Ideally, the treatment should be first done as a preventative measure in a bid to deter deeper set lines making an appearance later down the track.

‘For the majority of people, starting smaller doses of anti-wrinkle injections in their late 20’s or early 30’s is ideal for preventative purposes,’ she said.

‘Anti-wrinkle injections are performed to ensure that fine lines will soften and not become deeply set.

‘If left untreated, these fine lines become more difficult to treat which is why we encourage people to receive anti-wrinkle injections in their late 20’s or early 30’s rather than hold off until their 40’s or 50’s.’

However, she’s also adamant that each person’s skincare should be approached on a case-by-case basis as signs of ageing often appear with no cohesive warnings.

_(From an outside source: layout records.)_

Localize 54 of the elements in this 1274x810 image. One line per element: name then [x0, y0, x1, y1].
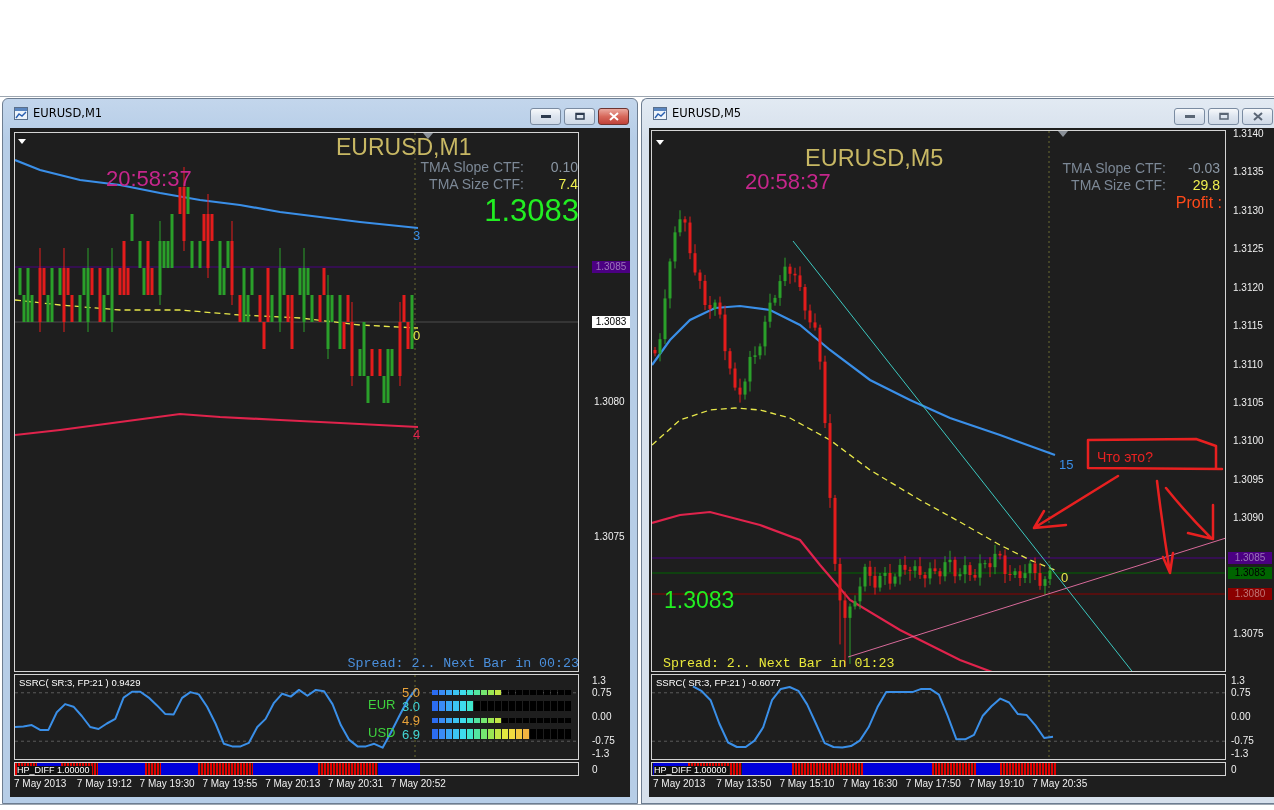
price-tag: 1.3080 — [1228, 588, 1272, 600]
currency-label: EUR — [368, 698, 397, 711]
axis-label: -0.75 — [592, 735, 615, 748]
price-label: 1.3130 — [1233, 205, 1264, 217]
time-label: 7 May 19:12 — [76, 778, 132, 790]
price-label: 1.3075 — [594, 531, 625, 543]
indicator-label: HP_DIFF 1.00000 — [654, 766, 729, 775]
axis-label: 0 — [1231, 764, 1237, 776]
price-label: 1.3090 — [1233, 512, 1264, 524]
price-tag: 1.3085 — [1228, 552, 1272, 564]
price-label: 1.3110 — [1233, 359, 1263, 371]
axis-label: 0.00 — [1231, 711, 1251, 723]
chart-title: SSRC( SR:3, FP:21 ) 0.9429 — [19, 678, 141, 688]
indicator-label: HP_DIFF 1.00000 — [17, 766, 92, 775]
axis-label: 0.75 — [1231, 686, 1251, 699]
price-tag: 1.3085 — [592, 261, 630, 273]
time-label: 7 May 2013 — [653, 778, 706, 790]
axis-label: 1.3 — [592, 674, 606, 687]
time-label: 7 May 20:13 — [265, 778, 321, 790]
price-label: 1.3075 — [1233, 628, 1264, 640]
price-tag: 1.3083 — [1228, 567, 1272, 579]
price-tag: 1.3083 — [592, 316, 630, 328]
price-label: 1.3140 — [1233, 128, 1264, 140]
strength-value: 6.9 — [401, 727, 422, 741]
time-label: 7 May 20:31 — [328, 778, 384, 790]
time-label: 7 May 19:30 — [139, 778, 195, 790]
price-label: 1.3095 — [1233, 474, 1264, 486]
price-label: 1.3100 — [1233, 435, 1264, 447]
axis-label: 0 — [592, 764, 598, 776]
window-title: EURUSD,M1 — [33, 104, 103, 122]
time-label: 7 May 16:30 — [842, 778, 898, 790]
axis-label: 1.3 — [1231, 674, 1245, 687]
price-label: 1.3135 — [1233, 166, 1264, 178]
axis-label: -1.3 — [592, 747, 610, 760]
time-label: 7 May 15:10 — [779, 778, 835, 790]
time-label: 7 May 19:55 — [202, 778, 258, 790]
time-label: 7 May 2013 — [14, 778, 67, 790]
chart-title: SSRC( SR:3, FP:21 ) -0.6077 — [656, 678, 781, 688]
time-label: 7 May 20:52 — [390, 778, 446, 790]
time-label: 7 May 13:50 — [716, 778, 772, 790]
axis-label: 0.00 — [592, 711, 612, 723]
axis-label: 0.75 — [592, 686, 612, 699]
time-label: 7 May 19:10 — [969, 778, 1025, 790]
price-label: 1.3115 — [1233, 320, 1263, 332]
price-label: 1.3105 — [1233, 397, 1264, 409]
axis-label: -1.3 — [1231, 747, 1249, 760]
strength-value: 4.9 — [401, 713, 422, 727]
price-label: 1.3080 — [594, 396, 625, 408]
window-title: EURUSD,M5 — [672, 104, 742, 122]
time-label: 7 May 20:35 — [1032, 778, 1088, 790]
price-label: 1.3120 — [1233, 282, 1264, 294]
price-label: 1.3125 — [1233, 243, 1264, 255]
time-label: 7 May 17:50 — [905, 778, 961, 790]
axis-label: -0.75 — [1231, 735, 1254, 748]
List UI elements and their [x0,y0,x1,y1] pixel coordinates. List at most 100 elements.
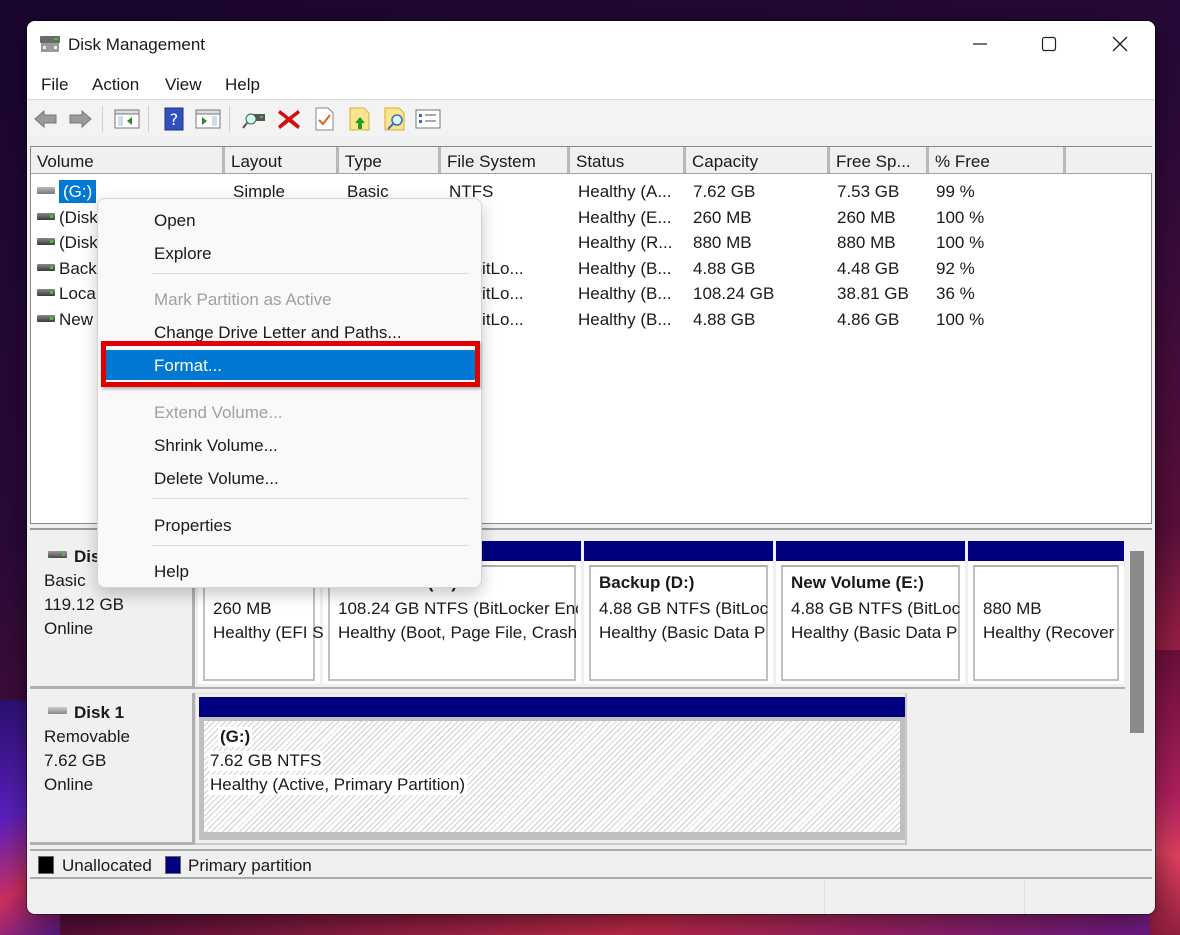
status-separator [1024,881,1025,914]
disk-pane-scrollbar[interactable] [1130,551,1144,733]
disk-size: 119.12 GB [44,595,125,614]
volume-capacity: 4.88 GB [693,310,756,329]
volume-name: (Disk [59,208,98,227]
disk-icon [48,551,67,558]
disk-type: Basic [44,571,86,590]
close-button[interactable] [1085,21,1155,67]
menu-item-properties[interactable]: Properties [102,510,477,540]
forward-icon[interactable] [67,107,93,131]
menu-item-label: Extend Volume... [154,403,283,422]
column-header-file-system[interactable]: File System [441,147,570,173]
back-icon[interactable] [33,107,59,131]
volume-capacity: 260 MB [693,208,752,227]
volume-list-header: Volume Layout Type File System Status Ca… [31,147,1153,174]
column-header-type[interactable]: Type [339,147,441,173]
maximize-icon [1041,36,1057,52]
minimize-icon [973,43,987,45]
volume-icon [37,187,55,194]
menu-item-open[interactable]: Open [102,205,477,235]
partition-line2: Healthy (Boot, Page File, Crash [338,623,578,642]
status-separator [824,881,825,914]
partition-line1: 4.88 GB NTFS (BitLoc [599,599,769,618]
menu-item-shrink-volume[interactable]: Shrink Volume... [102,430,477,460]
menu-help[interactable]: Help [225,75,260,95]
context-menu: Open Explore Mark Partition as Active Ch… [97,198,482,588]
properties-list-icon[interactable] [415,107,441,131]
check-icon[interactable] [311,107,337,131]
column-header-capacity[interactable]: Capacity [686,147,830,173]
volume-free-space: 4.86 GB [837,310,900,329]
volume-capacity: 4.88 GB [693,259,756,278]
partition-box: Backup (D:) 4.88 GB NTFS (BitLoc Healthy… [589,565,768,681]
menu-file[interactable]: File [41,75,68,95]
partition-line1: 260 MB [213,599,272,618]
minimize-button[interactable] [945,21,1015,67]
volume-percent-free: 92 % [936,259,975,278]
show-hide-console-tree-icon[interactable] [114,107,140,131]
menu-item-delete-volume[interactable]: Delete Volume... [102,463,477,493]
column-header-volume[interactable]: Volume [31,147,225,173]
help-icon[interactable]: ? [161,107,187,131]
menu-item-label: Delete Volume... [154,469,279,488]
volume-icon [37,289,55,296]
volume-free-space: 4.48 GB [837,259,900,278]
close-icon [1112,36,1128,52]
volume-free-space: 38.81 GB [837,284,909,303]
volume-name: New [59,310,94,329]
disk-name: Disk 1 [74,703,125,722]
partition-title: Backup (D:) [599,573,695,592]
partition-line1: 880 MB [983,599,1042,618]
volume-status: Healthy (A... [578,182,672,201]
partition-line2: Healthy (Basic Data P [599,623,766,642]
window-title: Disk Management [68,35,206,54]
partition-title: (G:) [218,727,253,747]
partition-bar [776,541,965,561]
menu-item-label: Shrink Volume... [154,436,278,455]
folder-up-icon[interactable] [347,107,373,131]
column-header-status[interactable]: Status [570,147,686,173]
legend: Unallocated Primary partition [30,849,1152,879]
volume-free-space: 880 MB [837,233,896,252]
volume-percent-free: 36 % [936,284,975,303]
disk-1-partitions: (G:) 7.62 GB NTFS Healthy (Active, Prima… [195,693,907,845]
volume-name: (Disk [59,233,98,252]
menu-view[interactable]: View [165,75,202,95]
partition-backup-d[interactable]: Backup (D:) 4.88 GB NTFS (BitLoc Healthy… [584,541,773,684]
menu-action[interactable]: Action [92,75,139,95]
disk-type: Removable [44,727,130,746]
folder-search-icon[interactable] [382,107,408,131]
show-hide-action-pane-icon[interactable] [195,107,221,131]
format-highlight-annotation [101,341,480,387]
partition-recovery[interactable]: 880 MB Healthy (Recover [968,541,1124,684]
column-header-empty [1066,147,1153,173]
menu-item-label: Mark Partition as Active [154,290,332,309]
column-header-percent-free[interactable]: % Free [929,147,1066,173]
column-header-free-space[interactable]: Free Sp... [830,147,929,173]
menu-separator [152,498,469,499]
disk-1-label[interactable]: Disk 1 Removable 7.62 GB Online [30,693,195,845]
connect-disk-icon[interactable] [241,107,267,131]
column-header-layout[interactable]: Layout [225,147,339,173]
menu-item-label: Explore [154,244,212,263]
menu-item-label: Help [154,562,189,581]
menu-item-explore[interactable]: Explore [102,238,477,268]
partition-new-volume-e[interactable]: New Volume (E:) 4.88 GB NTFS (BitLoc Hea… [776,541,965,684]
partition-bar [968,541,1124,561]
partition-g[interactable]: (G:) 7.62 GB NTFS Healthy (Active, Prima… [199,697,905,840]
volume-percent-free: 100 % [936,310,985,329]
delete-icon[interactable] [276,107,302,131]
menu-item-help[interactable]: Help [102,556,477,586]
toolbar-separator [229,106,230,132]
volume-percent-free: 99 % [936,182,975,201]
disk-state: Online [44,775,94,794]
partition-box: (G:) 7.62 GB NTFS Healthy (Active, Prima… [204,721,900,832]
disk-size: 7.62 GB [44,751,107,770]
volume-name: Loca [59,284,96,303]
partition-line2: Healthy (Active, Primary Partition) [208,775,468,795]
menu-item-label: Properties [154,516,232,535]
menu-separator [152,545,469,546]
maximize-button[interactable] [1014,21,1084,67]
partition-line2: Healthy (EFI S [213,623,323,642]
partition-bar [199,697,905,717]
volume-percent-free: 100 % [936,208,985,227]
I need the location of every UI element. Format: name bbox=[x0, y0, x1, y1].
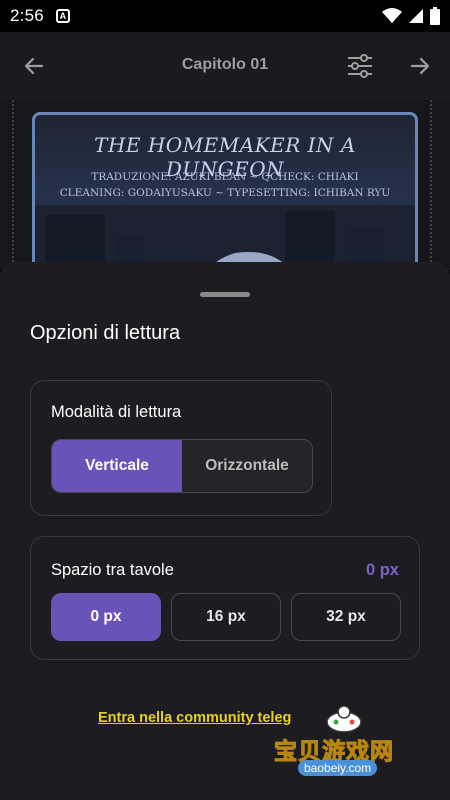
sheet-title: Opzioni di lettura bbox=[30, 322, 181, 344]
reading-mode-toggle: Verticale Orizzontale bbox=[51, 439, 313, 493]
reading-mode-card: Modalità di lettura Verticale Orizzontal… bbox=[30, 380, 332, 516]
spacing-32-button[interactable]: 32 px bbox=[291, 593, 401, 641]
comic-credit-cleaning: CLEANING: GODAIYUSAKU ~ TYPESETTING: ICH… bbox=[59, 187, 391, 199]
reader-area[interactable]: THE HOMEMAKER IN A DUNGEON TRADUZIONE: A… bbox=[0, 100, 450, 270]
next-chapter-button[interactable] bbox=[404, 50, 436, 82]
wifi-icon bbox=[382, 8, 402, 23]
status-icons bbox=[382, 7, 440, 25]
arrow-right-icon bbox=[410, 57, 430, 75]
spacing-16-button[interactable]: 16 px bbox=[171, 593, 281, 641]
mode-vertical-button[interactable]: Verticale bbox=[52, 440, 182, 492]
reader-settings-button[interactable] bbox=[344, 50, 376, 82]
sliders-icon bbox=[348, 54, 372, 78]
chapter-title: Capitolo 01 bbox=[181, 56, 269, 73]
comic-artwork bbox=[35, 205, 415, 270]
battery-icon bbox=[430, 7, 440, 25]
a-box-icon: A bbox=[55, 9, 70, 23]
status-bar: 2:56 A bbox=[0, 0, 450, 32]
page-divider-left bbox=[12, 100, 14, 270]
page-spacing-options: 0 px 16 px 32 px bbox=[51, 593, 401, 641]
reading-mode-label: Modalità di lettura bbox=[51, 403, 182, 421]
status-time: 2:56 bbox=[10, 6, 44, 25]
telegram-community-link[interactable]: Entra nella community teleg bbox=[98, 710, 291, 726]
comic-credit-translation: TRADUZIONE: AZUKI BEAN ~ QCHECK: CHIAKI bbox=[91, 171, 359, 183]
mode-horizontal-button[interactable]: Orizzontale bbox=[182, 440, 312, 492]
page-spacing-card: Spazio tra tavole 0 px 0 px 16 px 32 px bbox=[30, 536, 420, 660]
watermark-url: baobeiy.com bbox=[298, 760, 378, 776]
page-spacing-value: 0 px bbox=[365, 561, 399, 579]
signal-icon bbox=[409, 9, 423, 23]
comic-page: THE HOMEMAKER IN A DUNGEON TRADUZIONE: A… bbox=[32, 112, 418, 270]
gamepad-logo-icon bbox=[326, 705, 362, 733]
page-spacing-label: Spazio tra tavole bbox=[51, 561, 174, 579]
watermark: 宝贝游戏网 baobeiy.com bbox=[274, 700, 424, 786]
reader-app-bar: Capitolo 01 bbox=[0, 32, 450, 100]
page-divider-right bbox=[430, 100, 432, 270]
spacing-0-button[interactable]: 0 px bbox=[51, 593, 161, 641]
sheet-drag-handle[interactable] bbox=[200, 292, 250, 297]
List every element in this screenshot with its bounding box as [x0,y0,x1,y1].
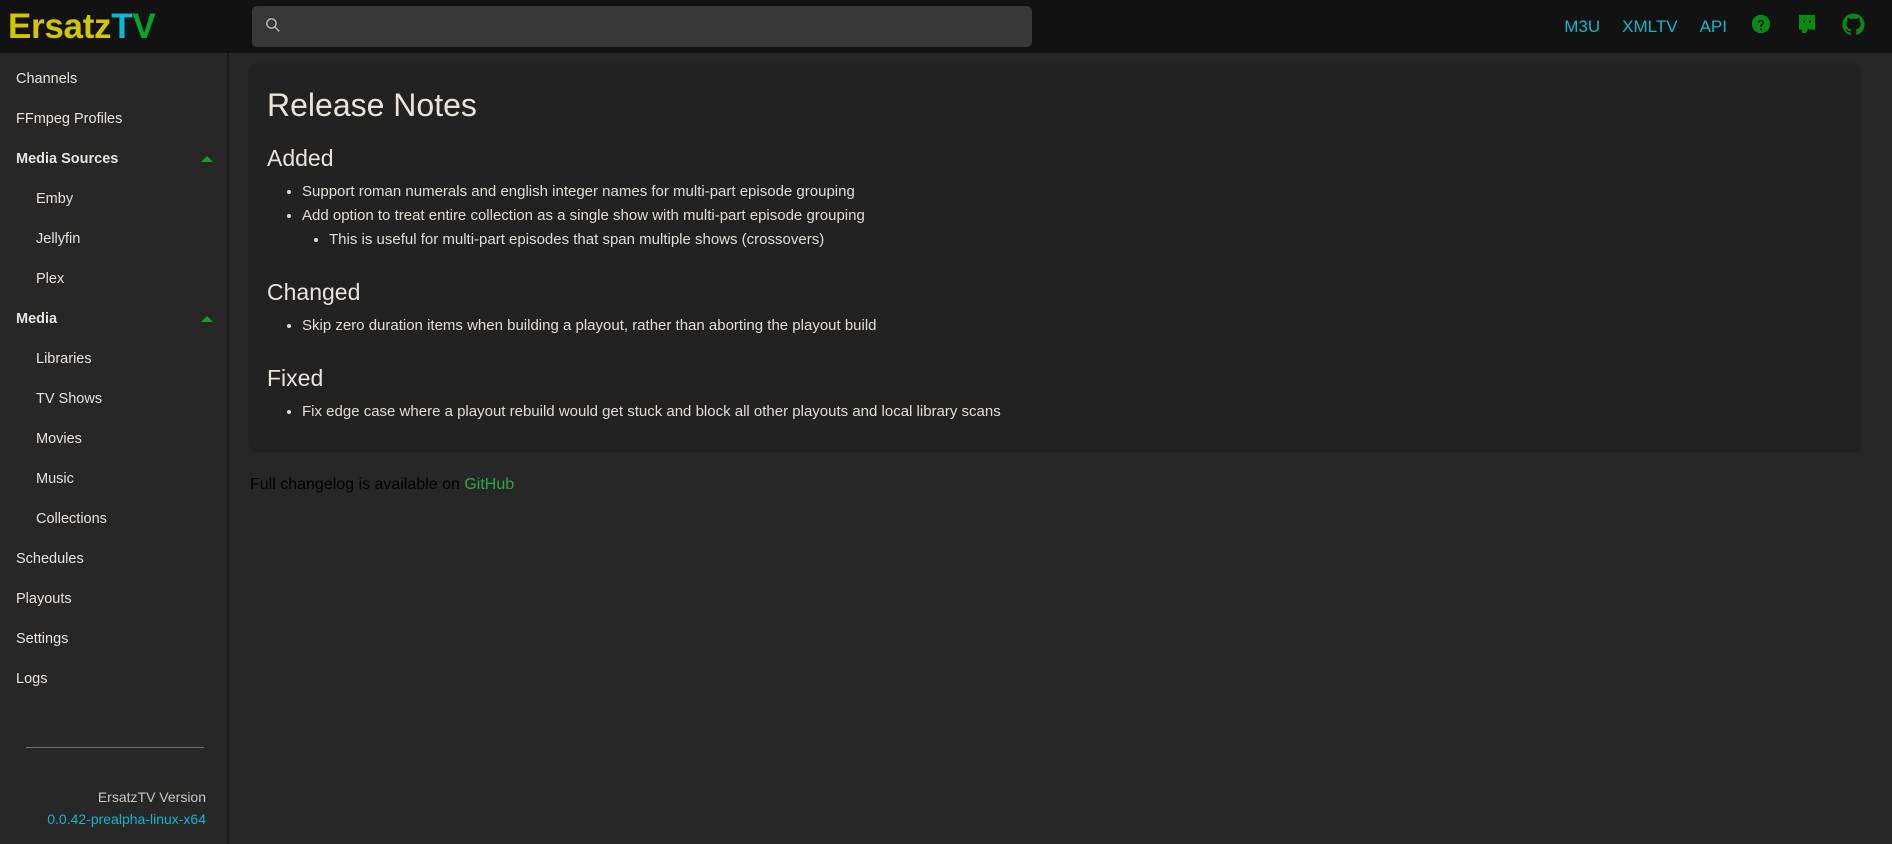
sidebar-item-libraries[interactable]: Libraries [0,339,227,379]
sidebar-group-media-sources[interactable]: Media Sources [0,139,227,179]
sidebar: Channels FFmpeg Profiles Media Sources E… [0,53,228,844]
discord-icon-button[interactable] [1784,4,1830,50]
logo-text-v: V [132,7,156,46]
sidebar-item-label: Libraries [36,351,92,367]
sidebar-item-schedules[interactable]: Schedules [0,539,227,579]
sidebar-item-label: Media [16,311,58,327]
sidebar-item-label: Playouts [16,591,72,607]
top-navigation: M3U XMLTV API [1553,0,1892,53]
changelog-prefix-text: Full changelog is available on [250,476,465,493]
sidebar-item-label: Plex [36,271,65,287]
list-item: Fix edge case where a playout rebuild wo… [302,400,1838,424]
sidebar-item-label: Channels [16,71,78,87]
sidebar-item-channels[interactable]: Channels [0,59,227,99]
sidebar-item-jellyfin[interactable]: Jellyfin [0,219,227,259]
app-root: ErsatzTV M3U XMLTV API Channels FFmpeg P… [0,0,1892,844]
list-item-text: Fix edge case where a playout rebuild wo… [302,402,1001,420]
sidebar-item-label: Collections [36,511,107,527]
list-item-text: This is useful for multi-part episodes t… [329,231,825,249]
list-item: Skip zero duration items when building a… [302,314,1838,338]
top-app-bar: ErsatzTV M3U XMLTV API [0,0,1892,53]
sidebar-item-collections[interactable]: Collections [0,499,227,539]
sidebar-divider [26,747,204,748]
section-heading: Changed [267,279,361,306]
sidebar-item-playouts[interactable]: Playouts [0,579,227,619]
release-notes-card: Release Notes Added Support roman numera… [250,64,1860,450]
release-notes-list: Skip zero duration items when building a… [266,314,1838,338]
search-box[interactable] [252,6,1032,47]
sidebar-item-label: TV Shows [36,391,103,407]
list-item: Support roman numerals and english integ… [302,180,1838,204]
sidebar-item-movies[interactable]: Movies [0,419,227,459]
sidebar-item-logs[interactable]: Logs [0,659,227,699]
app-logo[interactable]: ErsatzTV [0,9,228,44]
sidebar-item-label: Settings [16,631,69,647]
release-notes-sublist: This is useful for multi-part episodes t… [302,228,1838,252]
logo-text-ersatz: Ersatz [8,7,112,46]
release-section-changed: Changed Skip zero duration items when bu… [266,278,1838,338]
chevron-up-icon [201,156,213,162]
help-circle-icon-button[interactable] [1738,4,1784,50]
list-item-text: Support roman numerals and english integ… [302,183,855,201]
list-item: This is useful for multi-part episodes t… [329,228,1838,252]
release-notes-list: Fix edge case where a playout rebuild wo… [266,400,1838,424]
sidebar-item-ffmpeg-profiles[interactable]: FFmpeg Profiles [0,99,227,139]
version-label: ErsatzTV Version [97,789,206,805]
list-item-text: Add option to treat entire collection as… [302,207,865,225]
sidebar-item-label: Emby [36,191,74,207]
release-section-fixed: Fixed Fix edge case where a playout rebu… [266,364,1838,424]
github-icon [1841,12,1865,41]
chevron-up-icon [201,316,213,322]
nav-link-api[interactable]: API [1689,12,1738,41]
nav-link-xmltv[interactable]: XMLTV [1611,12,1688,41]
changelog-note: Full changelog is available on GitHub [250,476,1450,494]
sidebar-item-plex[interactable]: Plex [0,259,227,299]
sidebar-item-label: Media Sources [16,151,119,167]
github-icon-button[interactable] [1830,4,1876,50]
discord-icon [1796,13,1818,40]
help-circle-icon [1750,13,1772,40]
sidebar-item-label: FFmpeg Profiles [16,111,123,127]
list-item-text: Skip zero duration items when building a… [302,316,877,334]
sidebar-item-tv-shows[interactable]: TV Shows [0,379,227,419]
changelog-github-link[interactable]: GitHub [464,476,514,493]
search-icon [264,16,281,38]
sidebar-item-label: Jellyfin [36,231,81,247]
release-section-added: Added Support roman numerals and english… [266,144,1838,252]
sidebar-item-label: Music [36,471,74,487]
page-title: Release Notes [267,87,477,123]
sidebar-group-media[interactable]: Media [0,299,227,339]
sidebar-footer: ErsatzTV Version 0.0.42-prealpha-linux-x… [0,747,227,830]
version-value-link[interactable]: 0.0.42-prealpha-linux-x64 [22,808,206,830]
main-content: Release Notes Added Support roman numera… [229,53,1892,844]
sidebar-item-label: Schedules [16,551,84,567]
sidebar-item-label: Movies [36,431,82,447]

‘While an individual’s age is a contributing factor to deciding on when to get anti-wrinkle injections, there is no fixed age and other factors come into play,’ she said.

‘For example, people with overly expressive faces may start a little earlier than their late 20’s,’ Dr Jones said.

‘Additionally, lifestyle factors including the time spent in the sun without protection and smoking can really speed up the skins ageing process.’

In the lead up to Christmas, over 100,000 Australians are expected to go under the knife before the party season.